Gli incontri, lontani dai riflettori, sono andati avanti per settimane e oggi, al quarto faccia a faccia, le parti hanno trovato un’intesa. Due i capitoli che fino all’ultimo hanno diviso le parti: flessibilità e apprendisti.
Sul primo punto (flessibilità), stando a nostre informazioni, gli impresari chiedevano fra le 10 e le 20 ore di flessibilità in più. Di qui il compromesso: le parti si sono accordate su 10 ore di flessibilità in piu'.
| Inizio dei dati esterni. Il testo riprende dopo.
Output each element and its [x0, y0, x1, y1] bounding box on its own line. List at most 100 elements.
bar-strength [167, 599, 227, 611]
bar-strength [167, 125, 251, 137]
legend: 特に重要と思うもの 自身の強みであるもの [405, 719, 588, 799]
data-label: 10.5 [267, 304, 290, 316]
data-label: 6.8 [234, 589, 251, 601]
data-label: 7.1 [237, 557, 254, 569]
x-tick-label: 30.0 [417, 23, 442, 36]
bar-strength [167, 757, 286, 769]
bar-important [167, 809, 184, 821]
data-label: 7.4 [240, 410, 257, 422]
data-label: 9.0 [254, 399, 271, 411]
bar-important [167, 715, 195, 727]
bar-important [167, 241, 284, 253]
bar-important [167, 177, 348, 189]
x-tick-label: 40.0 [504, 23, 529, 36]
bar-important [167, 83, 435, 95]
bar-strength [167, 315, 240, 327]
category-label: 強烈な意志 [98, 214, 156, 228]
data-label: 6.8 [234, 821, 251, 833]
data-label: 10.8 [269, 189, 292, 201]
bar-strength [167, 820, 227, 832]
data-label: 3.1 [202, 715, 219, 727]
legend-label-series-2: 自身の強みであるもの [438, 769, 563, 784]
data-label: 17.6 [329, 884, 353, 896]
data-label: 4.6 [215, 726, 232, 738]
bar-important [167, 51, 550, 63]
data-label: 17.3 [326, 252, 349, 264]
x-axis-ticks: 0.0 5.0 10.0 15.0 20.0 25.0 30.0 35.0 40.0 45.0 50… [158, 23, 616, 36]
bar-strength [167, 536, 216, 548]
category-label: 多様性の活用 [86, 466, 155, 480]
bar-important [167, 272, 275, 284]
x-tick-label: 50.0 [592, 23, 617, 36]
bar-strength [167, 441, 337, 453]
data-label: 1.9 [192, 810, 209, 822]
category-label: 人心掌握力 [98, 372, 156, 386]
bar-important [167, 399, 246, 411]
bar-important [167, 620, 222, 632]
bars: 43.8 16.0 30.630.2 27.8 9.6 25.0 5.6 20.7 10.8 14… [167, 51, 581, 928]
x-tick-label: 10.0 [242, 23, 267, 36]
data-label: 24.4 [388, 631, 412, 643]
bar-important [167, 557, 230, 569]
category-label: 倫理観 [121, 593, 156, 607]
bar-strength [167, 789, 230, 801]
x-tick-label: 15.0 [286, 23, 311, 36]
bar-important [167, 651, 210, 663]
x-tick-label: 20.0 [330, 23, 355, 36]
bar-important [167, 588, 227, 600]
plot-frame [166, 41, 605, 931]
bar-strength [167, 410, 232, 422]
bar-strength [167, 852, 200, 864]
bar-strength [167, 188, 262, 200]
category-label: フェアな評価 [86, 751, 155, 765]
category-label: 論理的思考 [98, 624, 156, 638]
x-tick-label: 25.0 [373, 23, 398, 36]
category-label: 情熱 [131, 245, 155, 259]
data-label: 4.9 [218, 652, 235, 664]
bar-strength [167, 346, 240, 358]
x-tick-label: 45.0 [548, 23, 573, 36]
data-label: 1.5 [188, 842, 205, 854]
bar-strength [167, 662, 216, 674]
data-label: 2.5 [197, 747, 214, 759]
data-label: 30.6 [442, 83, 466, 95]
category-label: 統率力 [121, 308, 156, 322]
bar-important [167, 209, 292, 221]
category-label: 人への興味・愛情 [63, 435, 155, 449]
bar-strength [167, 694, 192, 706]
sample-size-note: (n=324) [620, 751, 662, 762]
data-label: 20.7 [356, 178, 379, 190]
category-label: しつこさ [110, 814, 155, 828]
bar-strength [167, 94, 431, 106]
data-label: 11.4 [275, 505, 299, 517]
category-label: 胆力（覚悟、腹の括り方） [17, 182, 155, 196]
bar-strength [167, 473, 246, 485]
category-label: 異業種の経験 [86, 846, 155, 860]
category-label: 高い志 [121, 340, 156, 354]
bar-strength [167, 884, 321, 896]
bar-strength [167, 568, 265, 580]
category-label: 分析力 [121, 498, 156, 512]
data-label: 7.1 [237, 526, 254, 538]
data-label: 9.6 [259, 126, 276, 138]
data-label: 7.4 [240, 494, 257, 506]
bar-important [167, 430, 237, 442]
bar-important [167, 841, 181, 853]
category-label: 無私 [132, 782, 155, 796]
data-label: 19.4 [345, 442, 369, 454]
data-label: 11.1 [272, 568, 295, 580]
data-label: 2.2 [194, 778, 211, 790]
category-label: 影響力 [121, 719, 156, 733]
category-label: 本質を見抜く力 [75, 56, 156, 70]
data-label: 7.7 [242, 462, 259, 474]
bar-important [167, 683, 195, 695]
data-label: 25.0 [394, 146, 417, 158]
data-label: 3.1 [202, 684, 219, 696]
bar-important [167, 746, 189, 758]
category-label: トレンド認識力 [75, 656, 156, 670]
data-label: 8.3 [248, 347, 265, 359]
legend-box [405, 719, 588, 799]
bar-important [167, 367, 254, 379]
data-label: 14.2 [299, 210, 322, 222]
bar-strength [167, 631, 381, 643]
Ma ci sono novità, come detto, anche per gli apprendisti per i quali la SSIC chiedeva una diminuzione salariale. Proposta accolta dai sindacati (gli stipendi verranno ridotti di un 10%, circa), ma ad una condizione: le imprese si dovranno impegnare ad assumere chi viene formato per un periodo di almeno 6 mesi.
Missione compiuta, dunque, il nuovo contratto avrà validità quadriennale: la comunicazione alle imprese avverrà nei prossimi giorni.